Are you looking for the best NCERT solutions for class 8 maths chapter 1 exercise 1.1? If your answer is yes, you visited the right website (Skill Awesome).
Rational numbers class 8 Exercise 1.1 provides a comprehensive study of concepts and formulas related to rational numbers and a variety of questions and problems to test students’ understanding of rational numbers. This chapter is an essential part of the syllabus for class 8 maths. Because it lays the foundation for understanding other mathematical concepts and operations. Which students will have to face in higher classes?
The questions in this exercise cover a wide range of topics, including identifying rational and irrational numbers, converting fractions to decimals, and performing arithmetic operations with rational numbers.
It is an excellent resource for the students as we provide solutions to all the questions one by one. The solutions are written in a clear and concise manner, making it easy for the students to understand and follow.
Let’s find out all the answers to ncert solutions for class 8 maths chapter 1
What is rational numbers?
In my opinion, a rational number is a fractional number, where we put the numerator and denominator as integers, and the denominator is not equal to zero. It is part of the real number system, which also includes irrational numbers, such as the square root of 2 or pi.
In 8th-grade math, students learn about rational numbers and their properties, including how to add, subtract, multiply, and divide them. They also learn about equivalent fractions and simplifying fractions.
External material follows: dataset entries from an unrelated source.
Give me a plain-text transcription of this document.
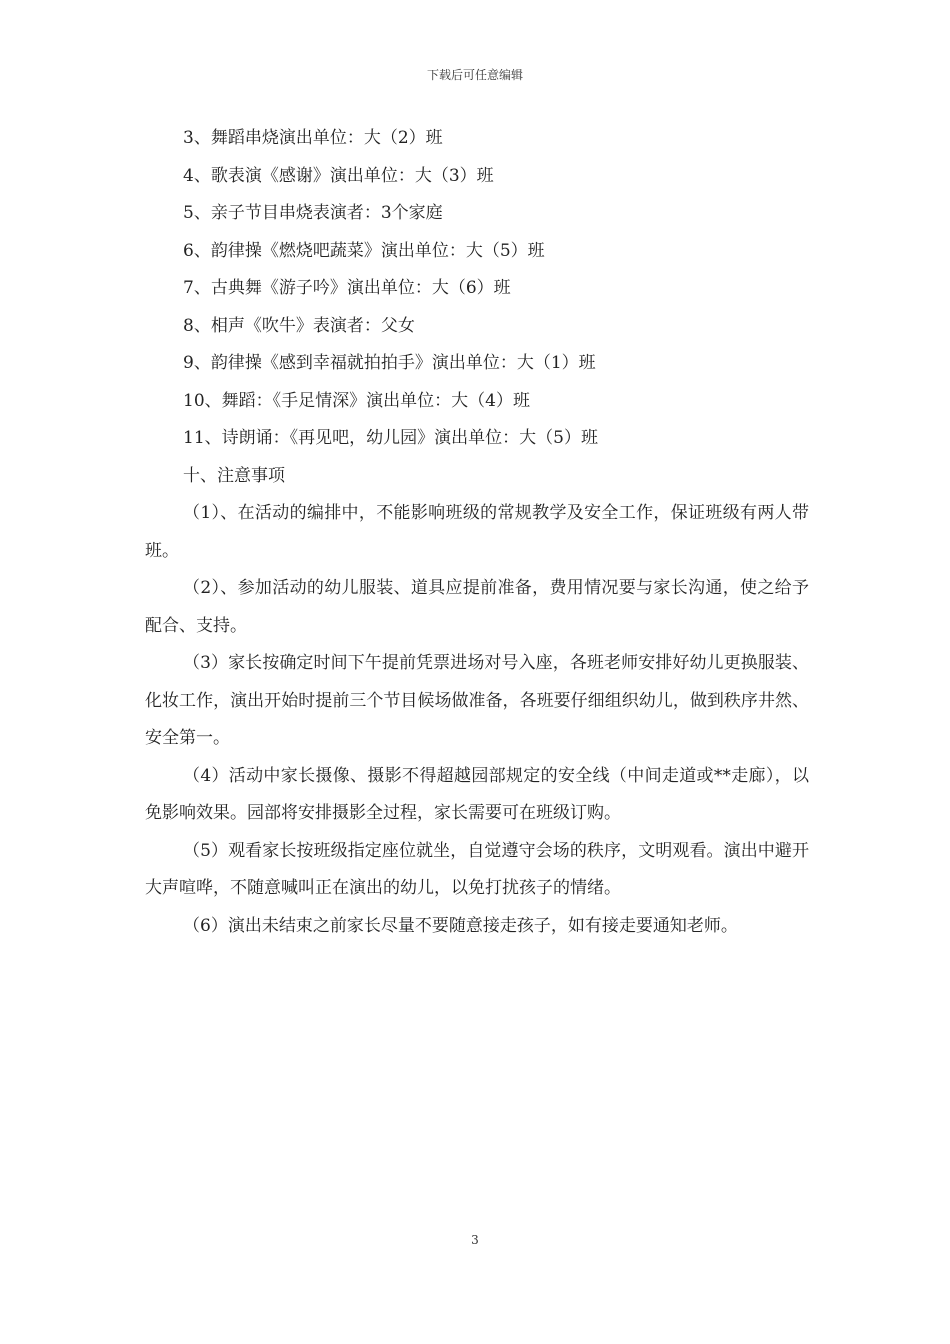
下载后可任意编辑
3、舞蹈串烧演出单位：大（2）班
4、歌表演《感谢》演出单位：大（3）班
5、亲子节目串烧表演者：3个家庭
6、韵律操《燃烧吧蔬菜》演出单位：大（5）班
7、古典舞《游子吟》演出单位：大（6）班
8、相声《吹牛》表演者：父女
9、韵律操《感到幸福就拍拍手》演出单位：大（1）班
10、舞蹈：《手足情深》演出单位：大（4）班
11、诗朗诵：《再见吧，幼儿园》演出单位：大（5）班
十、注意事项
（1）、在活动的编排中，不能影响班级的常规教学及安全工作，保证班级有两人带班。
（2）、参加活动的幼儿服装、道具应提前准备，费用情况要与家长沟通，使之给予配合、支持。
（3）家长按确定时间下午提前凭票进场对号入座，各班老师安排好幼儿更换服装、化妆工作，演出开始时提前三个节目候场做准备，各班要仔细组织幼儿，做到秩序井然、安全第一。
（4）活动中家长摄像、摄影不得超越园部规定的安全线（中间走道或**走廊），以免影响效果。园部将安排摄影全过程，家长需要可在班级订购。
（5）观看家长按班级指定座位就坐，自觉遵守会场的秩序，文明观看。演出中避开大声喧哗，不随意喊叫正在演出的幼儿，以免打扰孩子的情绪。
（6）演出未结束之前家长尽量不要随意接走孩子，如有接走要通知老师。
3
Understanding it is an important foundation for more advanced mathematical concepts, such as algebra and calculus.
Let’s start with ncert solutions for class 8 Maths chapter 1
NCERT Solutions for Class 8 Maths Chapter 1 Exercise 1.1 Solutions
Q1. Using appropriate properties find.
Q2. Write the additive inverse of each of the following:
Q3. Verify that: -(-x) = x for:
Q4. Find the multiplicative inverse of the following:
Q5. Name the property under multiplication used in each of the following:
Q6. Multiply 6/13 by the reciprocal of -7/16:
Q7. Tell what property allows you to compute:
Q8. Is 8/9 the multiplicative inverse of -1+(1/8) ? Why or Why not?:
Q9. If 0.3 the multiplicative inverse of 3+(1/3) ? Why or why not?:
Q11. Fill in the blanks:
- Chapter 1 Ex 1.2 Solutions
- Rational Numbers Key Facts
- MCQ Questions & Answers
- Extra Questions
- Online Test
FAQ on NCERT solutions for class 8 maths chapter 1
Write three rational numbers between 2 and 3.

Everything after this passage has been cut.